= Spasmodic poets =

Victorian-era British poets

The spasmodic poets were a group of British poets of the Victorian era. The term was coined by William Edmonstoune Aytoun with some derogatory as well as humorous intention. The epithet itself is attributed, by Thomas Carlyle, to Lord Byron.

Spasmodic poets include George Gilfillan, the friend and inspiration of William McGonagall. Gilfillan worked for thirty years on his long poem Night, but he is best known for his encouragement of the young Spasmodics in literary reviews which he wrote under the pseudonym "Apollodorus". Others associated with the group were Philip James Bailey, Richard Hengist Horne, Sydney Thompson Dobell, Alexander Smith, John Stanyan Bigg, Gerald Massey, John Westland Marston, and Ebenezer Jones.
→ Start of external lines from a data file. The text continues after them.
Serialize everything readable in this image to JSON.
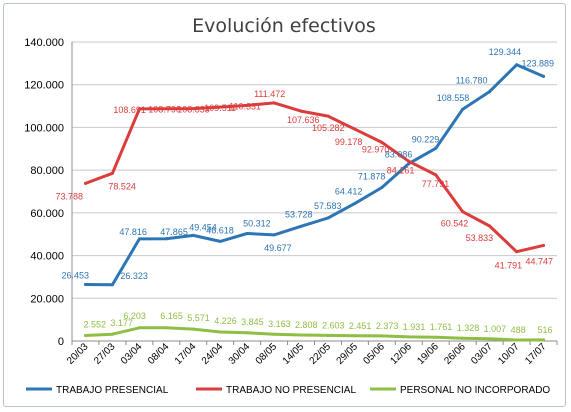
{
  "chart_data": {
    "type": "line",
    "title": "Evolución efectivos",
    "xlabel": "",
    "ylabel": "",
    "ylim": [
      0,
      140000
    ],
    "yticks": [
      "0",
      "20.000",
      "40.000",
      "60.000",
      "80.000",
      "100.000",
      "120.000",
      "140.000"
    ],
    "grid": true,
    "legend_position": "bottom",
    "categories": [
      "20/03",
      "27/03",
      "03/04",
      "08/04",
      "17/04",
      "24/04",
      "30/04",
      "08/05",
      "14/05",
      "22/05",
      "29/05",
      "05/06",
      "12/06",
      "19/06",
      "26/06",
      "03/07",
      "10/07",
      "17/07"
    ],
    "series": [
      {
        "name": "TRABAJO PRESENCIAL",
        "color": "#2e75b6",
        "values": [
          26453,
          26323,
          47816,
          47865,
          49454,
          46618,
          50312,
          49677,
          53728,
          57583,
          64412,
          71878,
          83086,
          90229,
          108558,
          116780,
          129344,
          123889
        ],
        "labels": [
          "26.453",
          "26.323",
          "47.816",
          "47.865",
          "49.454",
          "46.618",
          "50.312",
          "49.677",
          "53.728",
          "57.583",
          "64.412",
          "71.878",
          "83.086",
          "90.229",
          "108.558",
          "116.780",
          "129.344",
          "123.889"
        ]
      },
      {
        "name": "TRABAJO NO PRESENCIAL",
        "color": "#dc3c3c",
        "values": [
          73788,
          78524,
          108691,
          108790,
          108833,
          109511,
          110331,
          111472,
          107636,
          105282,
          99178,
          92970,
          84161,
          77791,
          60542,
          53833,
          41791,
          44747
        ],
        "labels": [
          "73.788",
          "78.524",
          "108.691",
          "108.790",
          "108.833",
          "109.511",
          "110.331",
          "111.472",
          "107.636",
          "105.282",
          "99.178",
          "92.970",
          "84.161",
          "77.791",
          "60.542",
          "53.833",
          "41.791",
          "44.747"
        ]
      },
      {
        "name": "PERSONAL NO INCORPORADO",
        "color": "#8ebf44",
        "values": [
          2552,
          3177,
          6203,
          6165,
          5571,
          4226,
          3845,
          3163,
          2808,
          2603,
          2451,
          2373,
          1931,
          1761,
          1328,
          1007,
          488,
          516
        ],
        "labels": [
          "2.552",
          "3.177",
          "6.203",
          "6.165",
          "5.571",
          "4.226",
          "3.845",
          "3.163",
          "2.808",
          "2.603",
          "2.451",
          "2.373",
          "1.931",
          "1.761",
          "1.328",
          "1.007",
          "488",
          "516"
        ]
      }
    ]
  }
}
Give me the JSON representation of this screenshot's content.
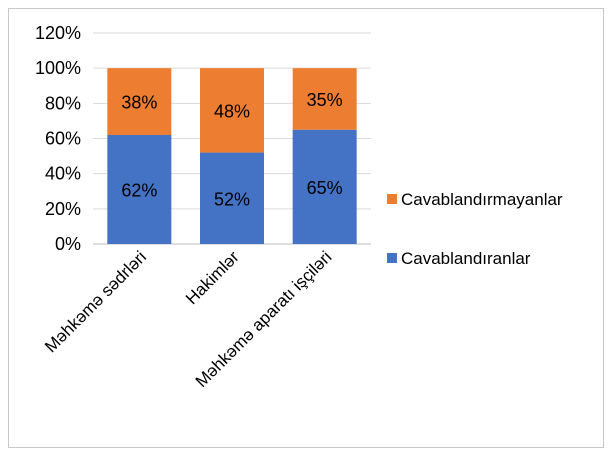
{
  "chart_data": {
    "type": "bar",
    "stacked": true,
    "categories": [
      "Məhkəmə sədrləri",
      "Hakimlər",
      "Məhkəmə aparatı işçiləri"
    ],
    "series": [
      {
        "name": "Cavablandıranlar",
        "values": [
          62,
          52,
          65
        ],
        "labels": [
          "62%",
          "52%",
          "65%"
        ],
        "color": "#4472C4"
      },
      {
        "name": "Cavablandırmayanlar",
        "values": [
          38,
          48,
          35
        ],
        "labels": [
          "38%",
          "48%",
          "35%"
        ],
        "color": "#ED7D31"
      }
    ],
    "ylim": [
      0,
      120
    ],
    "yticks": [
      0,
      20,
      40,
      60,
      80,
      100,
      120
    ],
    "ytick_labels": [
      "0%",
      "20%",
      "40%",
      "60%",
      "80%",
      "100%",
      "120%"
    ],
    "grid": true,
    "legend_position": "right",
    "legend_order": [
      "Cavablandırmayanlar",
      "Cavablandıranlar"
    ]
  }
}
The term "spasmodic" was also applied by contemporary reviewers to Elizabeth Barrett Browning's Aurora Leigh, Tennyson's Maud, Longfellow's Golden Legend, and the poetry of Arthur Hugh Clough. These poets are not generally included in the Spasmodic school by modern literary critics. Spasmodic poetry was extremely popular from the late 1840s through the 1850s when it abruptly fell out of fashion. William Edmondstoune Aytoun's parodic Firmilian; or, The Student of Badajoz: a Spasmodic Tragedy (1854) is credited with getting the verse of the Spasmodic school laughed down as bombast.

Spasmodic poetry frequently took the form of verse drama, the protagonist of which was often a poet. It was characterized by a number of features including lengthy introspective soliloquies by the protagonist, which led to the charge that the poetry was egotistical.